A música parece-me ser das condições artísticas que mais dependem e se baseiam no tempo. Quem é que nunca escolheu estrategicamente o que colocar na lista de reprodução aquando da hora do banho? Ou sabe exatamente qual o álbum (ou EP, para distâncias mais curtas) que se pode ouvir na totalidade na viagem de regresso a casa? Mas a música é muito mais do que a simples medição (ou ocupação) do tempo – a música altera-o ou, mais precisamente, a nossa perceção do mesmo. Consegue acelerar ou abrandar, torná-lo doce, vazio ou insuportável. O tempo, sendo um conceito abstrato e intangível, não existe sem a nossa conceptualização do mesmo; por outro lado, existe sempre e para sempre, quer estejamos cá para presenciá-lo e senti-lo ou não. Quando ouvimos música, é como se estivéssemos a dar voz ao tempo: durante determinados segundos ou minutos, escolhemos passá-los a escutar (mesmo que, por vezes, seja em segundo plano). Quando nos sentamos para ouvir uma orquestra, aqueles momentos estão contados para ficarmos lá, simplesmente sentados a ouvir. Penso na famosa obra 4'33", de John Cage (se ainda não a conhecem, aconselho-vos a pesquisar), que representa uma forma bonita, mas possivelmente inconsequente, de passar o tempo.

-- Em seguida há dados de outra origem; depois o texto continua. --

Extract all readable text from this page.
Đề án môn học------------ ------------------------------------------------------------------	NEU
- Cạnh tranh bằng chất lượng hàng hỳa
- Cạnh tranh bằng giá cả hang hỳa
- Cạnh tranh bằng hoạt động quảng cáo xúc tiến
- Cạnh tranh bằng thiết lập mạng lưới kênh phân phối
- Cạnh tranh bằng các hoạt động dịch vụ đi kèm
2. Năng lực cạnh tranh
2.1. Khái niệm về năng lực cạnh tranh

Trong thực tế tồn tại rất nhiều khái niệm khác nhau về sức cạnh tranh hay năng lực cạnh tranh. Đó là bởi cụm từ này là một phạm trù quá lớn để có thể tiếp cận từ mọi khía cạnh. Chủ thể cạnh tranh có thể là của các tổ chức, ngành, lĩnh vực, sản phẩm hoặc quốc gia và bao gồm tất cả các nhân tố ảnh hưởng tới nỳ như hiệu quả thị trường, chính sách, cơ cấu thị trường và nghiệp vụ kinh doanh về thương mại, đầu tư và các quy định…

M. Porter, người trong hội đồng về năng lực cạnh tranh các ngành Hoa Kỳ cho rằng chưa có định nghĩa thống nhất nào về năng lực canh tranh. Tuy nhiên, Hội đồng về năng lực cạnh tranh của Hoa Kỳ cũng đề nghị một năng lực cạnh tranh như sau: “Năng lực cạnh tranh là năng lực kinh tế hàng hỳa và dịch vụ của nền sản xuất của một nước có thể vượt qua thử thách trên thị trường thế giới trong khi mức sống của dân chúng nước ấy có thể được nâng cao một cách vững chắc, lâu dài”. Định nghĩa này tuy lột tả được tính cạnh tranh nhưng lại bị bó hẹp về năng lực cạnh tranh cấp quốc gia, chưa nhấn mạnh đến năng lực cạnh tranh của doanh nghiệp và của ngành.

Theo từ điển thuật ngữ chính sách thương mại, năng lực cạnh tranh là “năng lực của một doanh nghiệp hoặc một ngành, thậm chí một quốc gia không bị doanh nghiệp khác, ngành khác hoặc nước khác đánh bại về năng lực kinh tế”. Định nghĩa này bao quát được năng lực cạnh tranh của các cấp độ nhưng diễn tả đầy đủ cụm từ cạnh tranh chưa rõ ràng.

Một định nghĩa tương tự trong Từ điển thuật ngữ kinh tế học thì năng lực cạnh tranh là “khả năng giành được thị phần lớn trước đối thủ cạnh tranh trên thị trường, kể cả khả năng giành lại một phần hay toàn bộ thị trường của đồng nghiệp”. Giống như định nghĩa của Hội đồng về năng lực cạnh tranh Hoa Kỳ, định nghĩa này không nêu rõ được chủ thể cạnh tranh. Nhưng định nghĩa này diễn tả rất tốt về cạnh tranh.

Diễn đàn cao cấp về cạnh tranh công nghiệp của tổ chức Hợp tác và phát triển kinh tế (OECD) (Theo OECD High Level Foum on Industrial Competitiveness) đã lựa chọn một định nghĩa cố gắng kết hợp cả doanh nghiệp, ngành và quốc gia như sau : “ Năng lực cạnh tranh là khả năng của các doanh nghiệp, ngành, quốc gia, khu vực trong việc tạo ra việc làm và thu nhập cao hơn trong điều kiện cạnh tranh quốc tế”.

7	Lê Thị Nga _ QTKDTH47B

Além de fazer esquecê-lo, a música é intemporal e faz viajar no tempo. Canções que ouvimos noutra época da nossa vida e nos relembram do que passou, canções emocionalmente associadas a pessoas a quem queremos bem, canções com as quais partilhamos sentimentos antigos e/ou atuais. A música transporta-nos para onde deixarmos que ela nos leve, o que, muitas vezes, não é o presente. Permite-nos esquecer o presente e, assim, o tempo. E é isso que a torna tão preciosa, tão vital nas nossas vidas.


Vocês que me leem, resta-me tentar reconfortar-vos como me reconforto a mim própria: ouçam música. O tempo não para de passar, mas podemos passá-lo de forma bonita – e melodiosa.